É uma zona de confluência entre solos xistosos e graníticos, terra de afloramentos rochosos, escalavrada e dura, onde estevas, giestas, rosmaninhos, urzes e medronheiros, têm por companhia, sobreiros, azinheiras, oliveiras e eucaliptos.
Tendo presentes, na retina, os abruptos afloramentos e os marcados precipícios pelos quais passáramos, o castelo e Amieira do Tejo, vistos de longe, por entre o arvoredo do montado, surpreenderam-nos quer pela cota relativamente baixa da sua implantação, quer por um horizonte que se espraia num desafogado e prolongado plano.
Esperávamos, não sei por que razão plausível, que a linha do Tejo fosse visível, o que não aconteceu. A surpresa não seria tão acentuada se tivéssemos lido, antes de nos pormos ao caminho, as Memórias Paroquiais (1759).
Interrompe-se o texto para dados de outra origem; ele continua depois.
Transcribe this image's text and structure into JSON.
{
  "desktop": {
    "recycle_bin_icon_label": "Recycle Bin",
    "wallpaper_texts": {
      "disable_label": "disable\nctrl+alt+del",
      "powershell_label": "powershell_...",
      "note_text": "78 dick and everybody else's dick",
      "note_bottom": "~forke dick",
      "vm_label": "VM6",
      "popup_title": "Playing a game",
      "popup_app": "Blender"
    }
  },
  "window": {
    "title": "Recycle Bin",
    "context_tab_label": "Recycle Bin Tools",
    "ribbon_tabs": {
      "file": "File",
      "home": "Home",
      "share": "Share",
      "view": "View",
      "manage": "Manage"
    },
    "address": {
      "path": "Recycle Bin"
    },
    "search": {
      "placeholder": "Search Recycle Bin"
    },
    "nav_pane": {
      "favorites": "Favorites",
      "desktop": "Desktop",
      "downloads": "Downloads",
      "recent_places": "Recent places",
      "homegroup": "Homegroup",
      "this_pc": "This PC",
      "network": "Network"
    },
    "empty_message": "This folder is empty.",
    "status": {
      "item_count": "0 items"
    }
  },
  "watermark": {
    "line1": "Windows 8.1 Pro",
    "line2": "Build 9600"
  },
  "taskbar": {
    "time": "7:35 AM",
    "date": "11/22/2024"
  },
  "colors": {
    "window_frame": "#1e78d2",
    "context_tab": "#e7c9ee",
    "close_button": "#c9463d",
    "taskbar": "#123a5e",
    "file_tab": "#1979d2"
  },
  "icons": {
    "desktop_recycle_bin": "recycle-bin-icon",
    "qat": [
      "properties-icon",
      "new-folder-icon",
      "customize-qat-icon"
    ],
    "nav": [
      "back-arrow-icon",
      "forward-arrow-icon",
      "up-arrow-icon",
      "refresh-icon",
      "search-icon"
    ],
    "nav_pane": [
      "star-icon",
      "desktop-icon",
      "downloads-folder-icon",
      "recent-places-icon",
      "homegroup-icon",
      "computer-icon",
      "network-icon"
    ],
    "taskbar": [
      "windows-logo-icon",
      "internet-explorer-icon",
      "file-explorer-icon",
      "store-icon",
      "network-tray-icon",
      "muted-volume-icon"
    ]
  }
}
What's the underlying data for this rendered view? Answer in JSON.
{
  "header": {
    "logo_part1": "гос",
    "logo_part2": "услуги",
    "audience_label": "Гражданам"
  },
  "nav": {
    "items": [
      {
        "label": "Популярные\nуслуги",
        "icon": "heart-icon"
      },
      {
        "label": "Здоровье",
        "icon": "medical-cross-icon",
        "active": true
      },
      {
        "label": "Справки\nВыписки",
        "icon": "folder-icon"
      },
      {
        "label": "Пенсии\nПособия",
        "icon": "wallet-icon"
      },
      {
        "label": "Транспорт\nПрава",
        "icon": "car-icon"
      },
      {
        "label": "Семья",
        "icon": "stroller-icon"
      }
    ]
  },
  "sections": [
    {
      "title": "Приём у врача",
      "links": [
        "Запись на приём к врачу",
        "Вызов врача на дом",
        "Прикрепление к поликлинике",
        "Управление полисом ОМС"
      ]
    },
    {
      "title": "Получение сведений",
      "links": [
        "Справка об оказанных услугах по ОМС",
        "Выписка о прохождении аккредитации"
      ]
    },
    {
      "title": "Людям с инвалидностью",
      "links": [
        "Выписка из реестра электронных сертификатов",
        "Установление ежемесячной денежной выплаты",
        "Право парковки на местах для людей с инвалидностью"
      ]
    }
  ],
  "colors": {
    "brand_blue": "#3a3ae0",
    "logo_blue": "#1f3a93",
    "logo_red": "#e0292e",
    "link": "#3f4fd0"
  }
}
Este castelo, como estrutura arquitectonica pluricentenaria que é, passou por muitos acrescentos, alterações e abandonos que lhe definiram várias fases volumétricas, configurações e funcionalidades. O que observamos hoje?
O primeiro olhar vai para a barbacã
Visto da Praça D. Nuno Álvares Pereira, o castelo demarca-se pelo seu bom porte e pelos sólidos blocos de granito aparelhado e, ainda, pelo paramento Este da sua barbacã.
Mantendo o desenho dos seus quatro muros quase intacto e envolvendo, pelo exterior, todo o perímetro do castelo, esta estrutura rememora-nos com precisão a sua operacionalidade, como barreira, para quem não viesse por bem.
O fosso que a antecedia, aquele que era o primeiro dos obstáculos a franquear pelo inimigo, já cá não está. Conheceu o destino da maioria das estruturas militares em negativo, escavadas no solo, a acumulação de terras e o uso dos homens apagaram-nas, quer fisicamente, quer das memórias históricas.
Contudo, a barbacã do castelo da Amieira do Tejo, aqui permanece ereta envolvendo o reduto principal, delimitando a liça e a atestando o seu papel, como mais um obstáculo a ser transposto pelo inimigo.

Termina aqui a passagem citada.